The four sculptures sit impolitely in the niches, a little too close to the building’s front. Too big for the pedestals themselves, they claim the face of the building for a frame. With the understanding that many people see the facade from a car, five-foot-wide mirrored disks (matching the diameter of the Museum’s pillars and the portrait medallions) occupy each of the niches and are pushed toward the front of the facade to create a rhythmic pattern for a viewer traveling downtown. The crisp aluminum circles are supported by crushed and crumpled stainless-steel tubes that have been shaped by incredible force but belie the process to look light and improvised—doodles produced by playing with Art Deco forms and lighthearted cartooning. When encountered on foot, the tubes gain importance and the sculptures become individualized, like colossal figures.

As I was thinking through this proposal over the last year, Walter Benjamin’s “angel of history” came to mind: 

His face is turned toward the past. Where we perceive a chain of events, he sees one single catastrophe which keeps piling wreckage upon wreckage and hurls it in front of his feet. The angel would like to stay, awaken the dead, and make whole what has been smashed. But a storm is blowing from Paradise; it has got caught in his wings with such violence that the angel can no longer close them. This storm irresistibly propels him into the future to which his back is turned, while the pile of debris before him grows skyward. This storm is what we call progress.

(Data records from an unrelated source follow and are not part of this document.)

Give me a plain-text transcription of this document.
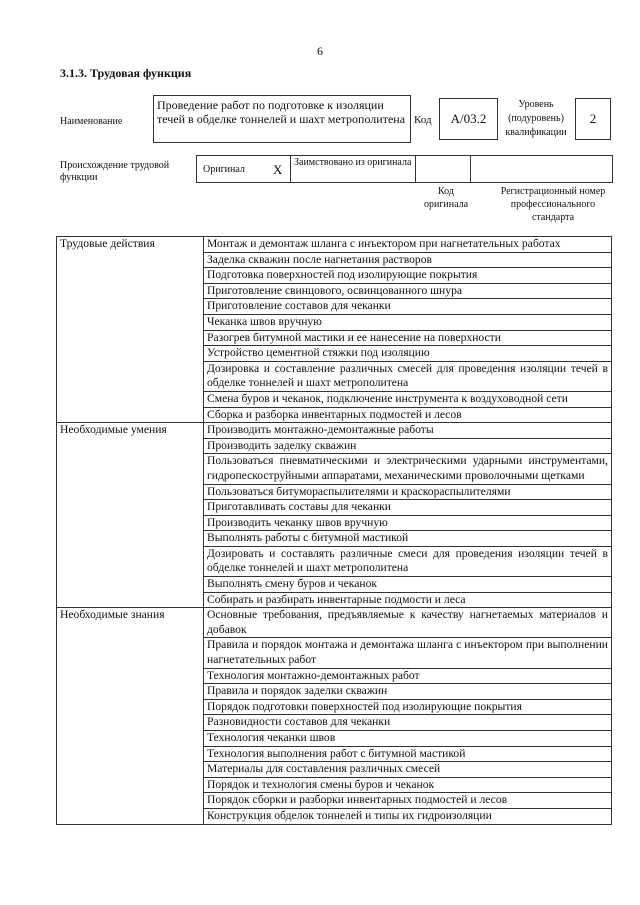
6
3.1.3. Трудовая функция
Наименование
Проведение работ по подготовке к изоляции течей в обделке тоннелей и шахт метрополитена Код	A/03.2
Уровень (подуровень) квалификации
2
Происхождение трудовой функции
Оригинал X Заимствовано из оригинала
Код оригинала
Регистрационный номер профессионального стандарта
Трудовые действия	Монтаж и демонтаж шланга с инъектором при нагнетательных работах
	Заделка скважин после нагнетания растворов
	Подготовка поверхностей под изолирующие покрытия
	Приготовление свинцового, освинцованного шнура
	Приготовление составов для чеканки
	Чеканка швов вручную
	Разогрев битумной мастики и ее нанесение на поверхности
	Устройство цементной стяжки под изоляцию
	Дозировка и составление различных смесей для проведения изоляции течей в обделке тоннелей и шахт метрополитена
	Смена буров и чеканок, подключение инструмента к воздуховодной сети
	Сборка и разборка инвентарных подмостей и лесов
Необходимые умения	Производить монтажно-демонтажные работы
	Производить заделку скважин
	Пользоваться пневматическими и электрическими ударными инструментами, гидропескоструйными аппаратами, механическими проволочными щетками
	Пользоваться битумораспылителями и краскораспылителями
	Приготавливать составы для чеканки
	Производить чеканку швов вручную
	Выполнять работы с битумной мастикой
	Дозировать и составлять различные смеси для проведения изоляции течей в обделке тоннелей и шахт метрополитена
	Выполнять смену буров и чеканок
	Собирать и разбирать инвентарные подмости и леса
Необходимые знания	Основные требования, предъявляемые к качеству нагнетаемых материалов и добавок
	Правила и порядок монтажа и демонтажа шланга с инъектором при выполнении нагнетательных работ
	Технология монтажно-демонтажных работ
	Правила и порядок заделки скважин
	Порядок подготовки поверхностей под изолирующие покрытия
	Разновидности составов для чеканки
	Технология чеканки швов
	Технология выполнения работ с битумной мастикой
	Материалы для составления различных смесей
	Порядок и технология смены буров и чеканок
	Порядок сборки и разборки инвентарных подмостей и лесов
	Конструкция обделок тоннелей и типы их гидроизоляции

With this commission, modernism is the stratum directly on top of the building. If we imagine all of the sedimentary historical layers suggested by the facade as transparent, we see through modernism, through the nineteenth-century Beaux-Arts revival, through the Renaissance, classical antiquity, and possibly even earlier. When the disks catch the sun as it rises, it might recall a dazzling Egyptian temple.

Looking back further still, the reflective disks are like Neolithic architecture, not materially, but in terms of function. They register periodic alignments in the cyclical interaction of the sun and earth, a reminder that scale—in space and in time—is always relative.